Abstract

Dialectology is more central to the study of Mfiddle] Efnglish] than to any other branch of English historical linguistics. Strang (1970: 225) Dialect method and the study of Middle English Introduction The most striking fact about Middle English is that it exhibits by far the greatest diversity in written language of any period before or since. Before 1100 – in the Old English period – extant written sources for the study of variation are rather sparse, and much of the Late Old English literary output is in a relatively invariant West Saxon literary language. Similarly, close to the end of the Middle English period (in the fifteenth century), we witness the rise and subsequent spread of a relatively uniform written variety – the beginnings of ‘standard English’. From that century onward, the vast bulk of printed documents is in this variety, regardless of the geographical provenance of the author: documents do not readily betray their region of origin, and the dialectal diversity that continued to exist in speech is suppressed in writing. For this reason, much of our knowledge of Early Modern English variation depends much more on indirect evidence, such as contemporary commentaries on pronunciation (on which see especially Dobson 1968), and much less on variable forms attested in the texts themselves. For written Middle English, on the other hand, our access to variation is direct, and it is this primary source that we use to reconstruct the diversity of spoken Middle English.
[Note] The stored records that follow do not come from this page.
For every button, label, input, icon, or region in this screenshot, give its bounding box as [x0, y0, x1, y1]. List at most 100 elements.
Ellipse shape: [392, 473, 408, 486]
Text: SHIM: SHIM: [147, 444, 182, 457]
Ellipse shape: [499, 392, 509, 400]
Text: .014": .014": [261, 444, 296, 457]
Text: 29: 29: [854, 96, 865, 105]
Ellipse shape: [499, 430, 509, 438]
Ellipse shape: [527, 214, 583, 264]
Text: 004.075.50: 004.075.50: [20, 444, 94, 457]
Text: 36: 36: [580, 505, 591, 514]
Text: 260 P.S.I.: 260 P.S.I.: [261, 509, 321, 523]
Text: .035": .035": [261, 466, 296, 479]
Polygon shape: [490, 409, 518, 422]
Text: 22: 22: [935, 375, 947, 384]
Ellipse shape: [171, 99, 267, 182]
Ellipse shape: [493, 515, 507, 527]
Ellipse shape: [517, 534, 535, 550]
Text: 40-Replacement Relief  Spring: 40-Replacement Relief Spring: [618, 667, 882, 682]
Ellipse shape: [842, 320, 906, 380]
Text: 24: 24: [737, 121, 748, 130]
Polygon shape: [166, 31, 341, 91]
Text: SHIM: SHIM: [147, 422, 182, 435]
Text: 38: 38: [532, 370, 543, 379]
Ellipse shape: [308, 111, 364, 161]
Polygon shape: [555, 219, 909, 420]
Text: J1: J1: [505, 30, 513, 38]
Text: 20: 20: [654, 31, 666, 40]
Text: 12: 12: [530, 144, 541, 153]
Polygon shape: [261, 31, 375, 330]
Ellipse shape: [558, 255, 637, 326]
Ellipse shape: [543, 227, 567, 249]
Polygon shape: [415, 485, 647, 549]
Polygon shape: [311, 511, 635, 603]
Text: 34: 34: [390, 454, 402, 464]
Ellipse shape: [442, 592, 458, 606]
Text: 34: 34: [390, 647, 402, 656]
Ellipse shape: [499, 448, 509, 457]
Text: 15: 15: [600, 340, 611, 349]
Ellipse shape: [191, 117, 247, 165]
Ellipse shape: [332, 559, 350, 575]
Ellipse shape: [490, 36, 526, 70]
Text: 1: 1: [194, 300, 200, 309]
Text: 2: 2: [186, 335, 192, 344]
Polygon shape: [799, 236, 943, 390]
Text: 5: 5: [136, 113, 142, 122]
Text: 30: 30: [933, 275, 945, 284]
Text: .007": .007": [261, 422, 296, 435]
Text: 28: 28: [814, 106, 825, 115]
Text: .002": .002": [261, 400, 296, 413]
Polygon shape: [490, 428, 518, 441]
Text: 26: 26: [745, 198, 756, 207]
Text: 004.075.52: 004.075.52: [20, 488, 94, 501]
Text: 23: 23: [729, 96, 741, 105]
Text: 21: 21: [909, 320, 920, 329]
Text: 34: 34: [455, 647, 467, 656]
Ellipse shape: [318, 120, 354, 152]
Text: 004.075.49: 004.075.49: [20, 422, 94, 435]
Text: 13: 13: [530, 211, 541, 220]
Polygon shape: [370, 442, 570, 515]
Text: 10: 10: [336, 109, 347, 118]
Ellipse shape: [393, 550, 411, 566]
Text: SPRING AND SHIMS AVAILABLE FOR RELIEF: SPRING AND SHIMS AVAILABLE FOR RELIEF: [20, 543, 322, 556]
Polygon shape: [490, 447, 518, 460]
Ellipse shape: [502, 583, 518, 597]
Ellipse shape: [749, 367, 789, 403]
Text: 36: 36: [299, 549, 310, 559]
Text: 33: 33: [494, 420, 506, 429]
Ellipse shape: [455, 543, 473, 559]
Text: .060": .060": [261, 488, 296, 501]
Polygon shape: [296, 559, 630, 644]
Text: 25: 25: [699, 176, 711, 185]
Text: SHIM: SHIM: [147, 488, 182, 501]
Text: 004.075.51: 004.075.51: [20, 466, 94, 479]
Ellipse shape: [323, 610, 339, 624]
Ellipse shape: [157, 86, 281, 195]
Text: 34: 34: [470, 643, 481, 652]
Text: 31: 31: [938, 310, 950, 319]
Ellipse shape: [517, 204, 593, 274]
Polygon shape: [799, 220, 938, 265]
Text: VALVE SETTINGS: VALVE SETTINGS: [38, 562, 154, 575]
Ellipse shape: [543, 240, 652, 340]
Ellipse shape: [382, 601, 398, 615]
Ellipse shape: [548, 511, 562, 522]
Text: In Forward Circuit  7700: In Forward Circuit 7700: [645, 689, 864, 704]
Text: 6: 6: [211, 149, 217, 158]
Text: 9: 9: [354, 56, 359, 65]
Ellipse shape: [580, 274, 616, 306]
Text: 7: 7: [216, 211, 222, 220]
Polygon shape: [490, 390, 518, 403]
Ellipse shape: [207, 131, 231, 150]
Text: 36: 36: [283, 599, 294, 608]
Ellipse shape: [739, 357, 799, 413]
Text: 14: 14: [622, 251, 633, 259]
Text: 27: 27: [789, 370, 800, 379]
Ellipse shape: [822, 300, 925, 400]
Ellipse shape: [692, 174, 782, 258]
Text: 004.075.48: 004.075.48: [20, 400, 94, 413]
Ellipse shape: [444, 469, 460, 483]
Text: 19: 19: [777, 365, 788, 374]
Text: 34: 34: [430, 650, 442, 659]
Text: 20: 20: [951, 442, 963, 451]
Variability in written Middle English is very wide-ranging at every linguistic level: spelling, morphology, syntax and lexicon. There are also several non-linguistic dimensions in which this variation can be observed. Of these, the geographical and chronological dimensions are most immediately obvious: texts from different areas are different, and later texts differ very markedly from earlier ones (for some examples see Lass in this volume).